Tests expérimentaux de la relativité générale

Tests expérimentaux de la relativité générale

La relativité générale a la réputation d'être une théorie fortement mathématique, impossible à relier à des résultats expérimentaux. C'est une erreur, car si ses postulats ne sont pas testables, elle prédit des effets observables de déviations par rapport aux théories physiques qui ont précédé.

Cette page expose donc les tests expérimentaux de la relativité générale.

Sommaire

Les tests historiques

Ces trois tests classiques de la relativité générale ont été proposés par Einstein lui-même.

Avance du périhélie de Mercure

Le 18 novembre 1915, Einstein présente à l'Académie de Prusse un manuscrit dans lequel il résout une énigme vieille de plus de soixante ans : l'anomalie de l'avance du périhélie de Mercure.

Position du problème

Précession de l'orbite de Mercure (très exagérée)

Selon la théorie de Newton, le problème de Kepler à deux corps {Soleil, Mercure} isolés du reste de l'Univers admet une solution exacte : la planète Mercure possède une orbite elliptique fixe dont le Soleil est un foyer[1].

Malheureusement, dans le système solaire, les deux corps {Soleil, Mercure} ne forment pas un système isolé, car ils sont soumis à l'attraction gravitationnelle des sept autres planètes. Les masses de toutes les planètes étant très petites devant la masse du Soleil, la solution de Képler peut être prise comme base pour une théorie des perturbations.

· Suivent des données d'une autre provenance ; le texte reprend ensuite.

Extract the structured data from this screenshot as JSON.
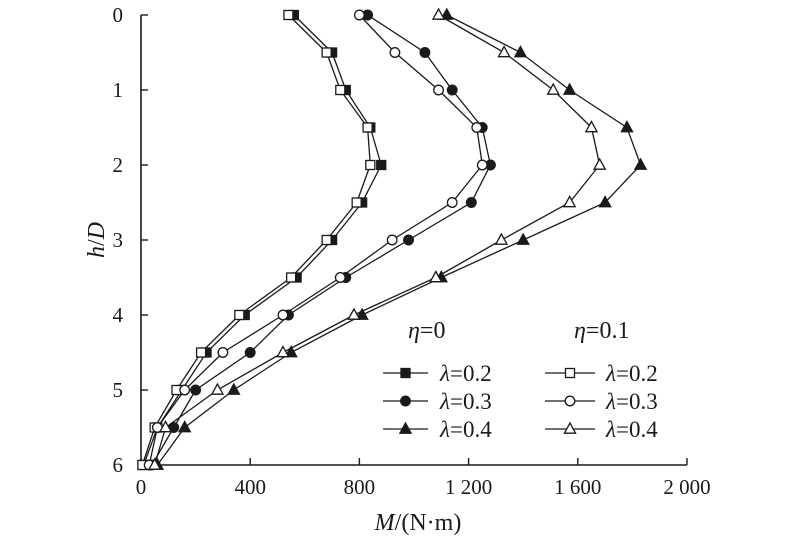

En utilisant les équations de Newton, il est alors possible de démontrer que la trajectoire elliptique présente une précession lente : tout se passe comme si l'ellipse tournait lentement autour du Soleil, comme le montre la figure ci-contre (de façon très exagérée), le périhélie passant de la position rouge à la position bleue après une période de révolution. Cette rotation est caractérisée par l'angle φ dont le grand-axe de l'ellipse tourne d'une révolution à la suivante.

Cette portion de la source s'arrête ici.